Sandridge was purchased by John Dunning (1731–1783), from 1782 1st Baron Ashburton, who was born at Ashburton, Devon, the son of a local attorney of modest yeoman family, and had an eminent career as a lawyer and Member of Parliament, rising to the office of Solicitor General in 1768. As Solicitor-General he acquired the then unprecedented sum of £10,000 per annum and as a money-lender he had obtained estates that brought him in large sums.

But his main acquisition of lands had been to the detriment of the ancient Gould family of Devonshire, which traced its roots back to a certain "John Gold", a crusader present at the Siege of Damietta in (1218–19). Edward Gould (1666-1736) of Pridhamsleigh in the parish of Staverton, Devon, was the last male of the senior branch of the Gould family, and bequeathed all his lands in Staverton, Ashburton, Holne, Widdecombe-on-the-Moor and Chudleigh to his infant distant cousin William Drake Gould (1719-1766) of Lew Trenchard, Devon, the representative of the next branch. The estates of William Drake Gould devolved on his only son Edward Gould (1740-1788), a spendthrift and a gambler. One evening after a game of cards in which he had lost "every guinea he had about him", he rode off, put a black mask over his face as a highwayman, waylaid the winner of the game and shot him dead. That Edward Gould was a very distant relative of Dunning's, and Dunning defended him successfully at his ensuing murder trial in about 1768. (Dunning's great-aunt Margaret Dunning (d.1662), whose monumental brass survives in Staverton Church, married (as his first wife) Edward Gould (1637-1675) of Pridhamsleigh, Staverton, who by his second wife was the father of Edward Gould (1666-1736)). Dunning lent Edward Gould increasingly large sums secured on mortgages, and he eventually foreclosed, securing for himself possession of most of the Gould estates around Ashburton, Widdecombe, Holne, and Staverton. Edward Gould ended his days in lodgings in Shaldon. Dunning then purchased for £4,700 the 88 year residue of a lease of ninety-nine years of the manors of Spitchwick and Widdecombe.
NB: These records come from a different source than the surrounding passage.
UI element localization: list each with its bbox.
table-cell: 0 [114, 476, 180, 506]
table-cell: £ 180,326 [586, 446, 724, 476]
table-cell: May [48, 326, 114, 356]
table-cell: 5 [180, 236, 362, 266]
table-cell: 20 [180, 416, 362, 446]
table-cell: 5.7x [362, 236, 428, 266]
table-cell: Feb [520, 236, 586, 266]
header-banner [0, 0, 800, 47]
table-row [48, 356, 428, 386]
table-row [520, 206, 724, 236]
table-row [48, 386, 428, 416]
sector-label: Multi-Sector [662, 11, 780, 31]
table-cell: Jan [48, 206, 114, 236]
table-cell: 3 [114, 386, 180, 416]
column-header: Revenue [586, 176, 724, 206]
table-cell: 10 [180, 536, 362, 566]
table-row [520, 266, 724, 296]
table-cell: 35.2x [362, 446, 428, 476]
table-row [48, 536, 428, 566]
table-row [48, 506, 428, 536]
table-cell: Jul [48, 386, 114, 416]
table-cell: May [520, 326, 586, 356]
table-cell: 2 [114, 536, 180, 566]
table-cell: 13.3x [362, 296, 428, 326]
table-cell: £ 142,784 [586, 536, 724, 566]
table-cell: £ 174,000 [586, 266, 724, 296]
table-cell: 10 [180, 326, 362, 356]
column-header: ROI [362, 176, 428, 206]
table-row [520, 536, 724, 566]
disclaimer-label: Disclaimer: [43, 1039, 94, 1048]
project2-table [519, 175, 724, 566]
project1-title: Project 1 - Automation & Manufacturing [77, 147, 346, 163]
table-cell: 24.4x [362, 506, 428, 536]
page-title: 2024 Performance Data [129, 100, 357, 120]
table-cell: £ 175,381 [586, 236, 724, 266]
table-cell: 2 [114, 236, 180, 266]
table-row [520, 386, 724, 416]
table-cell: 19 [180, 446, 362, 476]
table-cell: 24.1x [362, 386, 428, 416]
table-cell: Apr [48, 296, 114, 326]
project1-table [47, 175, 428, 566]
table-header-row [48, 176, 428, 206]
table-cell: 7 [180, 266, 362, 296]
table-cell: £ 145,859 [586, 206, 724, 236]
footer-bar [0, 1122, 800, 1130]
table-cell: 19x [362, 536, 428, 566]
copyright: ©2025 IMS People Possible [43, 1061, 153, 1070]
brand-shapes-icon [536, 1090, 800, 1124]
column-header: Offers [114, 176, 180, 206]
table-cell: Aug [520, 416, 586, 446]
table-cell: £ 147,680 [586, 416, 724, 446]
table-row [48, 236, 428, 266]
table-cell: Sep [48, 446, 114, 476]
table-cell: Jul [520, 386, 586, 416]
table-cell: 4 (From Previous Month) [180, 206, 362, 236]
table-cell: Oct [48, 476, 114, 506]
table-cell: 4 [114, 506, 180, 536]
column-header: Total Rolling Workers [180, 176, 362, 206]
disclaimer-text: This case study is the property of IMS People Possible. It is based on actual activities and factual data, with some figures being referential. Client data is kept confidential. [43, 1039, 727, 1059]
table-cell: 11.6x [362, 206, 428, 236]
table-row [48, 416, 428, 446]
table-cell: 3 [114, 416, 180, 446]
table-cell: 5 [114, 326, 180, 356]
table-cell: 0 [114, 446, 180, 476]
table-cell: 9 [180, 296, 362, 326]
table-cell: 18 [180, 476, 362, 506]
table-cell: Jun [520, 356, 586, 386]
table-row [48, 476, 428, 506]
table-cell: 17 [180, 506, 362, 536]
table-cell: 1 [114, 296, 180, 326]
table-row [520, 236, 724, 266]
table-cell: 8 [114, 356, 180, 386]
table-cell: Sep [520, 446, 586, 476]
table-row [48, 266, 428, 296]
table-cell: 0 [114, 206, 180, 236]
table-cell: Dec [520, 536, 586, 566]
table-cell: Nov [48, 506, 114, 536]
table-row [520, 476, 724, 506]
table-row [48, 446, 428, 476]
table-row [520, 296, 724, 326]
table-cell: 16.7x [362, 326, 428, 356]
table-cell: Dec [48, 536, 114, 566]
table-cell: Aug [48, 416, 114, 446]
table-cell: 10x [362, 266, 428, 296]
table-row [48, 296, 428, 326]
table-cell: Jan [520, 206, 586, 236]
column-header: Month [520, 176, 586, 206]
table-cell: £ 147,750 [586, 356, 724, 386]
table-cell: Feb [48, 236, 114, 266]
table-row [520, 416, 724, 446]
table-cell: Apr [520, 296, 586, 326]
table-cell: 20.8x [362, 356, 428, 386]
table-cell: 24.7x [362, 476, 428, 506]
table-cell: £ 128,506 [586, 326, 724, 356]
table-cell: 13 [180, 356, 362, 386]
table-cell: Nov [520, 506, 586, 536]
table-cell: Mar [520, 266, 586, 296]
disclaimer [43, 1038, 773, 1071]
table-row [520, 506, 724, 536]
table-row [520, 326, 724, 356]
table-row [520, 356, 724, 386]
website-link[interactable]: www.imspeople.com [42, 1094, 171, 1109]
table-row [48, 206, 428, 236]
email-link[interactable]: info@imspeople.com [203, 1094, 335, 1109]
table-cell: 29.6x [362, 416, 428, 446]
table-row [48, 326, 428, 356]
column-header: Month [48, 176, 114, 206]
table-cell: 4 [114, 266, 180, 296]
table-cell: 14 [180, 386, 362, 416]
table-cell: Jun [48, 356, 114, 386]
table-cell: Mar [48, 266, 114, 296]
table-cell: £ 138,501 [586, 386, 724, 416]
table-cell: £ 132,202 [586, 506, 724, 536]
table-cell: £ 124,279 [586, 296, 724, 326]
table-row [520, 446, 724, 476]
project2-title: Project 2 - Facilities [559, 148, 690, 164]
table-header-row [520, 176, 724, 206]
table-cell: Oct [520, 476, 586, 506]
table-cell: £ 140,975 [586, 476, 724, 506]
It had been Dunning's original intention to build a grand mansion on his estate of Sandridge, as he informed Rev John Swete to whom he was showing that new purchase, also in the company of Sir Robert Palk, 1st Baronet (1717-1798), who also expanded a large mansion and planted vast expanses of woodland at Haldon House, having also had a change of mind as to location, in his case from Tor Mohun to Haldon. He was at first "struck with the beauty and grandeur of the spot (i.e. of Sandridge) and...then express'd an intention of raising an house on it that should be more worthy than the present of the situation". Although Dunning changed his mind and built at Spitchwick instead, after his death in 1783 his widow in 1805 finally built the envisioned mansion at Sandridge, now surviving as Sandridge Park. As for Lord Ashburton's change of mind, Swete remarked: "He soon dropt all thoughts of proceding with the plans he had form'd at Sandridge; Park indeed was a situation more congenial to Lord Ashburton's mind; it was wild and romantic; he delighted its softening the harsh and rude features of the scene around him and in its meliorating the grounds, which lay almost in a state of nature, neglected and uncultur'd".

Lord Ashburton created at Spitchwick (on the site of a chapel dedicated to St. Laurence) a mansion in which "he much delighted to reside" and where he "escap'd from the trammels of State and the bustle of the Great Town, and enjoy'd the otium cum dignitate. This was his Tusculum and here" (as he often told Swete) "(with) his rural amusements, with his books, his friends, his dearest Leisure...he past his pleasantest hours".

The large manor of Widecombe-in-the-Moor included a farm called "Park", to which shortly after his acquisition he had "added a room or two". This was the origin of the mansion house, later known as "Spitchwick Park", which he subsequently built.

Lord Ashburton also had a seat at Bagtor in the parish of Ilsington, on his Dartmoor estate about 6 miles north-east of Spitchwick.